Le moins que l’on puisse dire, c’est que ce film ne partait pas du bon pied avec moi. Il faut dire que le film précédent de Lánthimos figure aisément parmi l’un des pires films de ces dernières années à mes yeux, le genre qui m’horripile au plus haut point, et où chaque scène me donnait envie de quitter la salle. Pour celui là, c’est donc vraiment le casting et le choix du film d’époque qui a suscité ma curiosité, et heureusement car c’est vraiment une belle surprise au final. Si je devais résumer rapidement le film, je le ferais avec une comparaison : on a souvent l’impression de voir
Ridicule, de Patrice Leconte, dans le contexte de la cour anglaise, mais avec une ambiance plus malsaine et des coups bas qui ne se limitent pas à des mots bien choisis.
On va donc assister à une sorte de triangle amoureux qui se transforme rapidement en un duel sans merci pour devenir la servante préférée de la reine et ainsi avoir les faveurs de cette dernière, et autant ça aurait pu donner quelque chose d’assez générique chez un nobody, autant chez Lánthimos il y a une folie apportée au récit et aux personnages qui rend le spectacle aussi repoussant (dans le bon sens du terme : la cruauté va très loin dans cette histoire) que jouissif (j’avais un grand sourire à chacune des parties de tirs entre Stone et Weisz
). Pour moi donc, c’était carrément étonnant de voir cette ambiance malsaine si particulière, que j’avais détesté dans
KIlling of a sacred deer, transformée pour s’adapter parfaitement à un contexte de film de costumes, genre sur lequel peu de personnes osent aller dans ce genre de directions.
The Favourite fait donc vraiment figure à mes yeux de film réellement original, autant dans ses propositions formelles (une photo très sombre, l’utilisation de focales très courtes) que dans son approche quasiment inédite, et c’était donc un vrai plaisir que de suivre ces joutes dont on peut difficilement prévoir l’issue.

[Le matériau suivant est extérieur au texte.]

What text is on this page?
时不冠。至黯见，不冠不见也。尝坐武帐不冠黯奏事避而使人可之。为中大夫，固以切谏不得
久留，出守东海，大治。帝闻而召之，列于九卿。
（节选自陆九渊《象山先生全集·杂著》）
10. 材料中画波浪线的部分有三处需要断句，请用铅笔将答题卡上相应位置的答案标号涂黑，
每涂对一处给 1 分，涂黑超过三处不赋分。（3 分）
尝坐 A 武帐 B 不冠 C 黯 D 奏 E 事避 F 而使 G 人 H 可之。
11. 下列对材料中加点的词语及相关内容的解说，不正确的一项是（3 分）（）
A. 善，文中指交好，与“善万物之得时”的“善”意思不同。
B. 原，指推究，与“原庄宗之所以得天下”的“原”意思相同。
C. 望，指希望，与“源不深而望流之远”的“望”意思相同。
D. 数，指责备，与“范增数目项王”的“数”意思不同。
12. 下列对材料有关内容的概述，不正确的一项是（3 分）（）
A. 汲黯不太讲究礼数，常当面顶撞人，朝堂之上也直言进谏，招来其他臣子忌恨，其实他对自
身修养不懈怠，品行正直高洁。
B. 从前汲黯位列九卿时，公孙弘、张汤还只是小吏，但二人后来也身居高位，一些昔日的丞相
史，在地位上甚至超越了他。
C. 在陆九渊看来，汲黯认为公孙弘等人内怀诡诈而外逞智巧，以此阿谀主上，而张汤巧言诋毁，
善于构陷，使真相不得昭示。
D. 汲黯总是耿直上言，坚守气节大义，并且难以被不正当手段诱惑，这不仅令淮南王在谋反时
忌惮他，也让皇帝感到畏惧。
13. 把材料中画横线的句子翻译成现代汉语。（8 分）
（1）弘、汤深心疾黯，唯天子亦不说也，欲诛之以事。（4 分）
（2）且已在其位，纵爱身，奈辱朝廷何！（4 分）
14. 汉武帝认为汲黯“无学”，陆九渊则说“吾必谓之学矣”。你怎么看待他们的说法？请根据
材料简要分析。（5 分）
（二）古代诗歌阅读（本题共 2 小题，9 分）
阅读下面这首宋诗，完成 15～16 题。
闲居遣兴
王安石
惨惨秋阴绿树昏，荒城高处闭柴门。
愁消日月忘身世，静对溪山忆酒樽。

Et pour le coup, je pense que le film ne serait clairement pas le même sans son casting : déjà, les seconds rôles sont vraiment excellents, Nicholas Hoult en tête (il est carrément on fire lui, faut voir la scène où il se fait un plaisir de discréditer la reine en public
), mais c’est vraiment le trio d’actrices qui élève le métrage à des hauteurs qualitatives étonnantes. Emma Stone, c’est bien simple, c’est la meilleure prestation de sa carrière, kif-kif avec
La La Land, elle gère parfaitement son personnage complètement manipulateur. Rachel Weisz, c’est sûrement son meilleur rôle depuis dix ans (et encore, je n’ai pas vu
The Lobster, que j’ai du coup très envie de découvrir
), et moi qui adore cette actrice ça fait un bien fou de la voir incarner un personnage qui soit aussi surprenant sur la durée. Et puis, enfin, Olivia Colman est vraiment la révélation du film, faut voir le rôle pas évident qu’elle a, et qu’elle arrive pourtant à gérer merveilleusement bien, inspirant autant de la compassion que du dégoût pur et simple. Pour le coup, l’Oscar n’a pas été volé, c’est le moins qu’on puisse dire. Un film que j’ai déjà envie de revoir, de la part d’un réalisateur dont je n’attendais absolument rien, je pense que je n’exagèrerais pas si je dis que c’est ma plus belle surprise ciné de ce début d’année.